Biosimilars: A New Era in Therapeutics

Biosimilars: A New Era in Therapeutics

November 11, 2016 | Pharma and Life Sciences Blogs

Biosimilars are complex and large molecular weight biological compounds produced by genetic engineering. In recent years there has been increasing demand for biosimilars, mostly due to lesser cost of treatment in comparison to traditional drug molecules. Moreover, biosimilar drugs have the potential to reach close to a 30% operating profit margin; considerably high compared to the profit margin of generic drugs, which is around 20%.

The concept of biosimilars in therapeutics is burgeoning. Some biosimilar market drivers include rising demand for cost effective treatment alternatives coupled with rising incidences of chronic diseases such as rheumatoid arthritis, cancer and blood disorders.

Further, increasing number of branded drugs going off-patent creates a scope for biosimilars. For instance, the patents for branded drugs such as Herceptin, Avastin and Rituxan from Genentech will all expire by 2020. Numbers of biosimilars are already in the pipeline for these monoclonal antibodies.

Companies such as Amgen Inc.; Novartis (Sandoz), Biocon Ltd.; and Teva Pharmaceutical Industries Ltd. are extensively involved in strengthening their biosimilar product portfolio. Big pharmaceutical companies enter into mergers and acquisitions with an objective to strengthen their biosimilar product portfolio.  For example, in September 2015, Pfizer announced acquisition of Hospira, a global provider of infusion technologies, injectable drugs and biosimilars. A major objective of this acquisition for Pfizer was to build a robust biosimilar product portfolio.

Another trend in the industry is outsourcing the development and manufacturing of biosimilars from CMOs. A number of CMOs are involved in the development and manufacturing of biosimilars, such as Sandoz, Boehringer Ingelheim, Samsung Bioepis, CMC Biologics, Catalent, FujifilmDiosynth, and KBI Biopharma.

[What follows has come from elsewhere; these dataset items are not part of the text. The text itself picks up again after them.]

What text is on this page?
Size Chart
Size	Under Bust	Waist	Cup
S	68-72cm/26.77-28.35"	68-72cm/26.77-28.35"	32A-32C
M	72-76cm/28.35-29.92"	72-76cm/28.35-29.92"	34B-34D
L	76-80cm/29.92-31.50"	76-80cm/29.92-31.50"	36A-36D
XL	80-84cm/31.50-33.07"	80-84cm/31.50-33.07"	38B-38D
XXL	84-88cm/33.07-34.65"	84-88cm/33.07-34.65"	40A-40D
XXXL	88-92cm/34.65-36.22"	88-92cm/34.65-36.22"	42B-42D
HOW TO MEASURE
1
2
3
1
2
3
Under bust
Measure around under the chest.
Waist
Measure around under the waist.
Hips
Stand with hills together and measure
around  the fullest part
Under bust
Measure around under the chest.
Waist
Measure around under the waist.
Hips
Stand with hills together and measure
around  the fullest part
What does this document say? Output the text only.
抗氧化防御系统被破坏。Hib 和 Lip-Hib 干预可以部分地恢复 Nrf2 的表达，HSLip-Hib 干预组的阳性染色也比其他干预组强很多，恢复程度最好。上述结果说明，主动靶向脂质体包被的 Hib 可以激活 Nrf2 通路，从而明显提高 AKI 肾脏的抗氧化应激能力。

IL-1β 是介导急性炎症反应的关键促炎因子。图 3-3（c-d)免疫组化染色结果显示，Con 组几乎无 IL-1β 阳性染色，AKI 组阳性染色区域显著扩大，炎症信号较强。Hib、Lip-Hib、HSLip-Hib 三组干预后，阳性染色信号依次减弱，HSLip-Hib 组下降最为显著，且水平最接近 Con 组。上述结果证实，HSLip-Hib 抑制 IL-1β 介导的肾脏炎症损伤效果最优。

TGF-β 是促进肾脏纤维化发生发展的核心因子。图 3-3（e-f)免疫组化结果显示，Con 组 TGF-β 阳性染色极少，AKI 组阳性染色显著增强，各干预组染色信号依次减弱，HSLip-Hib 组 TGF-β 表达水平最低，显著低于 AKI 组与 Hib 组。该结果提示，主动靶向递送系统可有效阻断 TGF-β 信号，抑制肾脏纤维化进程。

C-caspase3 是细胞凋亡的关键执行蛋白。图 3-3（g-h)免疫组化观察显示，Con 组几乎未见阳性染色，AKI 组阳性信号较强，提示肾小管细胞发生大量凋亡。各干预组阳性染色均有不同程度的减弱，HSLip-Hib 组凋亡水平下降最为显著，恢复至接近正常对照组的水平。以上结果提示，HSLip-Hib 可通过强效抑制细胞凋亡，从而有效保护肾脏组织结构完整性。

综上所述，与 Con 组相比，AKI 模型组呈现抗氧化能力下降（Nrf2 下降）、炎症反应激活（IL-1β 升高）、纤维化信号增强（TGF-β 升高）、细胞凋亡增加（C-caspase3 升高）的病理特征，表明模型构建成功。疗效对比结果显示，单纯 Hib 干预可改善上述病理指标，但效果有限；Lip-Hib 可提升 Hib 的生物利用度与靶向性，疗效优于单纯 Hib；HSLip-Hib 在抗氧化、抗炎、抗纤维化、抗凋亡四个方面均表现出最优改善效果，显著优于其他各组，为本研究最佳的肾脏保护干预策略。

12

The European Medicines Agency (EMEA) strongly supports the concept of biosimilar drugs, and has set regulatory guidelines for the development and testing of biosimilars. Europe is currently the region with highest availability of approved biosimilars. By January 2016, around 22 biosimilars, including Insulin glargine, Infliximab, Etanercept and Follitropin alfa, were approved for use in Europe.

Under the Patient Protection and Affordable Care Act and the Public Health Service Act (PHS Act), the US FDA has licensed biological products showing similar clinical activities as the previously approved drug products as “Biosimilars.”  The biosimilar of Filgrastim from Sandoz (Novartis) was the first biosimilar approved by the FDA in March 2015, and Inflectra, a monoclonal antibody (mAb) from Janssen Biotech/Johnson & Johnson, was approved by the FDA in April 2016.

Considering the fast penetration of the biosimilars in the US market, the future of biosimilar drugs looks very promising. However, winning across regions may not be so easy. Biosimilars have been present in the European market for about nine years, yet their penetration in major European countries such as Germany, Spain, France, Italy, and the UK is very limited. The high cost of biosimilars as compared to generic drugs is one of the major factors restricting their adoption.

Moreover, stringent regulatory policies and intense complexities in the manufacturing process for biosimilars may come up as restraints in their growth. There are also some concerns around high initial investment and the time it takes to market biosimilars. An investment of about $100 to $250 million is required to develop and market a biosimilar, which is comparatively higher than that of a generic drug (approximately $1 to $4 million). Moreover, it takes about eight years to market a biosimilar.

Key focus areas for potential growth of biosimilars are real time planning for clinical development, in coordination with regulatory and market access requirements.